Peppers: Put ‘em in your mouth by Anjuli

Posted on 09-24-08 · Tags: , , , , ,


The “nightshades” are out in abundance. Members of the Solanaceae family, among them peppers, potatoes, tomatoes, eggplants, and mushrooms are being harvested and brought to markets all over the east. Many nightshades are rich in alkaloids, chemical compounds that act as the plant’s defenses and can be toxic to us. The effects of their toxins can range from irritant (chilies) to stimulant (cocaine) to death (mushrooms such as the death cap). So lets just say the nightshade family has given us some of the best and worst of edibles.

On my recent trip to the market I couldn’t resist the brightly colored bell peppers (Capsicum Annuum), the only capsicum with a recessive gene for capsaicin, the heat-producing alkaloid that irritates the pain and heat receptors in the mouth and nose, and basically causes us to sweat and reach for the milk when we eat good salsa.




Peppers: Put ‘em in your mouth


Capsicums originated in South and Central America some five thousand years ago, before they were taken home by explorers from Spain and Portugal and exploded across Europe in the 13th century. All peppers are an excellent source of vitamin C (hot peppers contain 357% more than an orange), but red bell peppers pack the most punch. They also are a good source of beta-carotene, the precursor to vitamin A.
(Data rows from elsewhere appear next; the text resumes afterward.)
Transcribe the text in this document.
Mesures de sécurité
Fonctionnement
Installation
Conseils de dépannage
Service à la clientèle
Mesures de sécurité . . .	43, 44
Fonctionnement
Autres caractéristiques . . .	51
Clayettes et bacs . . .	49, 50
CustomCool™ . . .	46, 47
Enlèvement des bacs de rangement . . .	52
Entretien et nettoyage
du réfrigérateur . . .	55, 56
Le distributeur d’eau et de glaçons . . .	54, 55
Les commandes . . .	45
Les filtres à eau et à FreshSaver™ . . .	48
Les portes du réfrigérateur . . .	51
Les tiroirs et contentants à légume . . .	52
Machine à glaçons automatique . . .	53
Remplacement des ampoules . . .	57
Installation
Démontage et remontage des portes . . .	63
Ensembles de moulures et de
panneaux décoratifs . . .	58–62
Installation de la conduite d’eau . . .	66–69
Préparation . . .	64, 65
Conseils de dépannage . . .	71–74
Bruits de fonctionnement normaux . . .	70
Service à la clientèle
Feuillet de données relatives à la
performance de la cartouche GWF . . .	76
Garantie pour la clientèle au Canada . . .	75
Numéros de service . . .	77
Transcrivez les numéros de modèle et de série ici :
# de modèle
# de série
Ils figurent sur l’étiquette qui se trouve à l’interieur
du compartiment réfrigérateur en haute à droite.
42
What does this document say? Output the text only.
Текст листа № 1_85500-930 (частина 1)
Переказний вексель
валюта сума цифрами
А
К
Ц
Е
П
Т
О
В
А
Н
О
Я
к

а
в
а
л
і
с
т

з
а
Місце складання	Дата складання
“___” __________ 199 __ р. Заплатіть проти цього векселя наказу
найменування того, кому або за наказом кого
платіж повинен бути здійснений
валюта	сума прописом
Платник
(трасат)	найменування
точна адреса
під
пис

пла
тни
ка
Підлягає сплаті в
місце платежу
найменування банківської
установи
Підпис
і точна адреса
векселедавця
As a kid, peppers kind of grossed me out. They had that squeaky skin and I was constantly finding the green ones on top of salads or hidden in my omelette when I sooo didn’t ask for them. But I guess I didn’t get the chance to eat many ripe peppers. Because, red, orange, and yellow peppers are tremendous. The yellow ones are great on salads; their sweetness and crunch adds a lot of depth.

I love cooking with all three, especially roasting them directly on my stove top, and watching the flame completely char the skin. But the best part is peeling off that blackened exterior to find the brightness of the pepper’s true color beneath. It’s a satisfying moment over my sink. To char peppers you really have to be willing to go for it, and not give in until the entire pepper seems like it will disintegrate. But when you finally remove the skin, core it, slice it up, and slip a piece in your mouth, that bright sweetness and smoky flavor is just what good autumn feels like.

I have been making this ratatouille-like dish forever. I generally just eat it directly out of the pan on toast, but could speculate that it’s probably also excellent under a fillet of white fish, or topped with cheese, or as a sauce for penne, or paired with roasted chicken. You tell me.

Tip: For storage, peppers are best kept washed, dried, and stored at room temperature (50F) out of the sun. The green ones, being tougher and unripe, will keep longer. A cut pepper should be placed in a plastic bag lined with a paper towel and put in the fridge. This will keep them from drying out.

When cooking, to keep the red and yellow of peppers strong, it’s best to cook them in acidic conditions. In this recipe, I use tomatoes.

Some people have problems digesting members of the nightshade, but if you remove the skins, they go down much more smoothly.

Roasted Bell Peppers, Tomatoes, Kalamata Olives, and Sweet Onion Ratatouille

1/4 cup extra virgin olive oil
1 sweet onion, minced
1 garlic clove, minced
2 bell pepper, red or yellow, washed and dried completely
3 medium-sized tomatoes or 1 cup cherry tomatoes, coarsely chopped
1 spanish onion, 1/2 inch dice
1 cup kalamata olives, seeded and coarsely chopped
1 tablespoon thyme, chopped
2 tablespoons balsamic vinegar

Roast the peppers directly over a high flame, using tongs to turn them. Allow each side to char completely before turning. Once roasted, place in a bowl and cover with saran wrap. Once cool enough to handle, remove the charred skin with a parring knife. Don’t wash. Core and seed. Slice and then coarsely chop.

In a sauce pan, saute the onions and garlic in half the olive oil on medium heat until slightly browned, about 8 minutes. Add the peppers, tomatoes, olives, and thyme, and saute until softened, about 5 minutes. Bring it to a boil, and add in the balsamic, stewing for 5 minutes. Add salt and pepper to taste. Serve hot or at room temperature.

  1. White bean puree and sweet onion & olive tapenade sandwich

  1. Niels wrote:

    Ooooooh I think I am going to try out this recipe!!! It makes me hungry!

    One side note, but perhaps you already know this, to drink milk after a spicy meal, is a fable and actually not helping. To make a dish with chilli peppers or other hot peppers of any kind, even more spicy, suger or sweetening is the trick. Milk contain glucose, so it only make it worse.

    Plain cooked rise, or bread without suger may soften the spicy experience.